If there is a rift between the English and continental players, it is to do with footballing cultures. Wenger's training methods, with afternoon sessions now that there are fewer midweek games, are thorough and scientific. The English players, though diligent, prefer to conserve themselves for matches. "They complain sometimes, yes," Wenger said.

Used to the intensity of George Graham, the Englishmen are also surprised by how quietly a defeat is taken. Though a team meeting was held three days after the loss to Liverpool, inquests are rare. Wenger, a man who does not speak out in the heated aftermath of a match, believes players are best left to learn lessons by their own conclusions.

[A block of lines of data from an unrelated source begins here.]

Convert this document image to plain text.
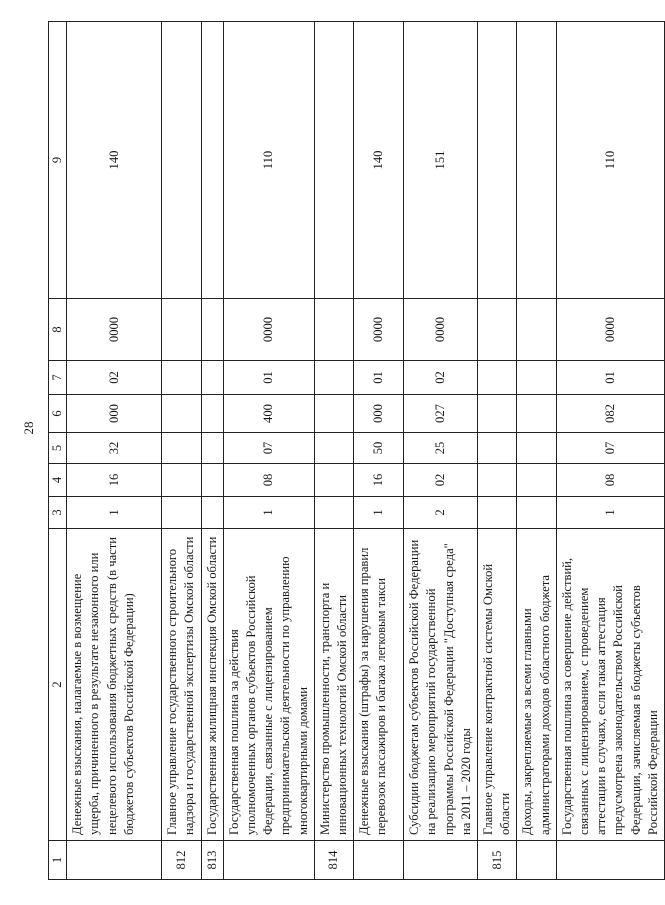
28
1	2	3	4	5	6	7	8	9
	Денежные взыскания, налагаемые в возмещение ущерба, причиненного в результате незаконного или нецелевого использования бюджетных средств (в части бюджетов субъектов Российской Федерации)	1	16	32	000	02	0000	140
812	Главное управление государственного строительного надзора и государственной экспертизы Омской области							
813	Государственная жилищная инспекция Омской области							
	Государственная пошлина за действия уполномоченных органов субъектов Российской Федерации, связанные с лицензированием предпринимательской деятельности по управлению многоквартирными домами	1	08	07	400	01	0000	110
814	Министерство промышленности, транспорта и инновационных технологий Омской области							
	Денежные взыскания (штрафы) за нарушения правил перевозок пассажиров и багажа легковым такси	1	16	50	000	01	0000	140
	Субсидии бюджетам субъектов Российской Федерации на реализацию мероприятий государственной программы Российской Федерации "Доступная среда" на 2011 – 2020 годы	2	02	25	027	02	0000	151
815	Главное управление контрактной системы Омской области							
	Доходы, закрепляемые за всеми главными администраторами доходов областного бюджета							
	Государственная пошлина за совершение действий, связанных с лицензированием, с проведением аттестации в случаях, если такая аттестация предусмотрена законодательством Российской Федерации, зачисляемая в бюджеты субъектов Российской Федерации	1	08	07	082	01	0000	110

In defence of Wenger, it is grown-up stuff, even if it sometimes eludes some players. His record of buying youngsters to reduce the average age of the squad has been wise while fewer injuries to older players and the development of such as Parlour also recommend his methods.

Against him, have been the sales of John Hartson and Paul Merson and the buying of some who either look short of quality and consistency or who are not punching their weight. Marc Overmars, particularly, seems tentative after his long absence from the game with serious ligament damage.

Then there is Wright, often a distraction of individualism when it comes to team ethos. Publicly, Wenger is as supportive as ever. "It is like Miss World when she gets her first wrinkle," he said of the current criticism. Privately, though, he may have been tempted to take the millions from such as Middlesbrough for Wright, were there an adequate replacement. For Wenger's intended 4-4-2 pressing game, along the lines of Manchester United, often falls down on Wright's preference to save himself for duty until his team has the ball. It will be interesting to see how the team responds to Wright's suspension from the Spurs and Port Vale games, and the inclusion of the teenaged Nicolas Anelka in whom Wenger has been seeking to instil "determination and desire".

None of this adds up to a crisis, though. Deficiencies there may be, as with any soap-opera Premiership club these days - apart from Manchester United. And therein lies a modern problem of an inflated English game for whom the notion of in-depth competition is being challenged. All are at present in United's wake by comparison and accordingly judged grudgingly and unrealistically.

As Wenger said: "You have to recognise they have done 10 years' work and they had five years when they didn't win anything. Who today would have this time? When you lose three games, it's a revolution." Arsenal are simply at a potentially dramatic, but short-term crossroads in a season they hope is on the route to fulfilment.